Phil Baiden has raised some pertinent questions in regard to what I posted here concerning current trends in Pauline scholarship and my own (provisional) take on them. I am going to respond to Phil's questions in reverse order, and over two posts.
can you tell me what an objective, forensic view of salvation is?
Firstly it is worth saying that not all objective views are forensic, and neither are all forensic views objective. But in protestant christianity they tend to go together.
An objective view of salvation is usually contrasted to a participatory view, i.e. objective views focus on us as objects of salvation who are largely passive where as a participatory view would focus more on how both God's initiative and our response are necessary. A subjective view by contrast would see all the onus on us to acheive our salvation (which would be Biblically untenable).
All scriptural language in regard to the atonement is by necessity analogical (see here), that is the reality of God's atoning work in Christ is beyond words but a number of different images are used to describe it, for example the language of being 'in Christ', ransom, redemption, and Christ's victory. All the analogies point to what Christ has accomplished but no individual analogy can encompass all that Christ has acheived. Forensic views of salvation take the scriptures' use of law court imagery (justification, penal substitution, no condemnation, etc) and make this the controlling analogy by which all other analogies must be interpreted.
The question for me is not whether scripture uses forensic analogies to describe salvation, they certianly do, but whether this is the primary motif by which salvation should be understood.

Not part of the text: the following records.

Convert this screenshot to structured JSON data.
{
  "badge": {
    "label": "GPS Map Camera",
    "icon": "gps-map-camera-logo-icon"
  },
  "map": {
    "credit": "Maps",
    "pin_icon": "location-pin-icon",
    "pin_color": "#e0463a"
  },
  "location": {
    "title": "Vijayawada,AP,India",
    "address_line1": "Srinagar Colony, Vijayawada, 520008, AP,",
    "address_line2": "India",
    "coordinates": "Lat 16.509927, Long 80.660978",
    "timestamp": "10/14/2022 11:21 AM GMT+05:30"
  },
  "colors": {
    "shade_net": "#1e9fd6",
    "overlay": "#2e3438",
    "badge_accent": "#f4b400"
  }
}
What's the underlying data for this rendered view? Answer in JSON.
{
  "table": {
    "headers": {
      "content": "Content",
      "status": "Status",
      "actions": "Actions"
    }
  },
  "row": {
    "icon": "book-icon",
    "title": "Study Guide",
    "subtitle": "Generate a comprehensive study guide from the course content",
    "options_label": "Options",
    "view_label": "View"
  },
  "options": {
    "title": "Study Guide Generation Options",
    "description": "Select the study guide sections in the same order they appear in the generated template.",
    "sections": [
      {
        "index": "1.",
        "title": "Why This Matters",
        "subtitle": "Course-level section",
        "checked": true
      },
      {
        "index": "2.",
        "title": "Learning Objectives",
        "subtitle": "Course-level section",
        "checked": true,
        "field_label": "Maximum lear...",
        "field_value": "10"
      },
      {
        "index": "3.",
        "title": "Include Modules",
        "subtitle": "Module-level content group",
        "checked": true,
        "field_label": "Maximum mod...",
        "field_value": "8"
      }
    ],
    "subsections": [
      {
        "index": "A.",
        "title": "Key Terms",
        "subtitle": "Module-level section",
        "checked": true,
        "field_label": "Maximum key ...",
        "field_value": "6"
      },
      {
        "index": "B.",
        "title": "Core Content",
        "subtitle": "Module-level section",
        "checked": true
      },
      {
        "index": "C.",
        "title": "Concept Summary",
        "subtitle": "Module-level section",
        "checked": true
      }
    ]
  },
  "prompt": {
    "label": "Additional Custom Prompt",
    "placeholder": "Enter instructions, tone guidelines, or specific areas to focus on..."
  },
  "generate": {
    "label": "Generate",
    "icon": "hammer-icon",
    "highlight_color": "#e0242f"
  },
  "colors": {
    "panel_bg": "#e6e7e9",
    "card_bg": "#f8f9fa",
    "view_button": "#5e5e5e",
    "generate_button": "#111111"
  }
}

Paul has traditionally been read by protestants as advocating first and foremost a forensic view of salvation and everything else in Paul is then fitted into that. However I am increasingly of the opinion that being 'in Christ' and the work of the Spirit in the believer are far more important and central features of Paul's theology than justification. If this is the case then salvation moves from being something that is primarily done to us in a cosmic law court (objective), so to speak, to being something we are invited into and particpate in here and now. This does not mean justification is not important, but it becomes subsidiary to one or more other more central analogies.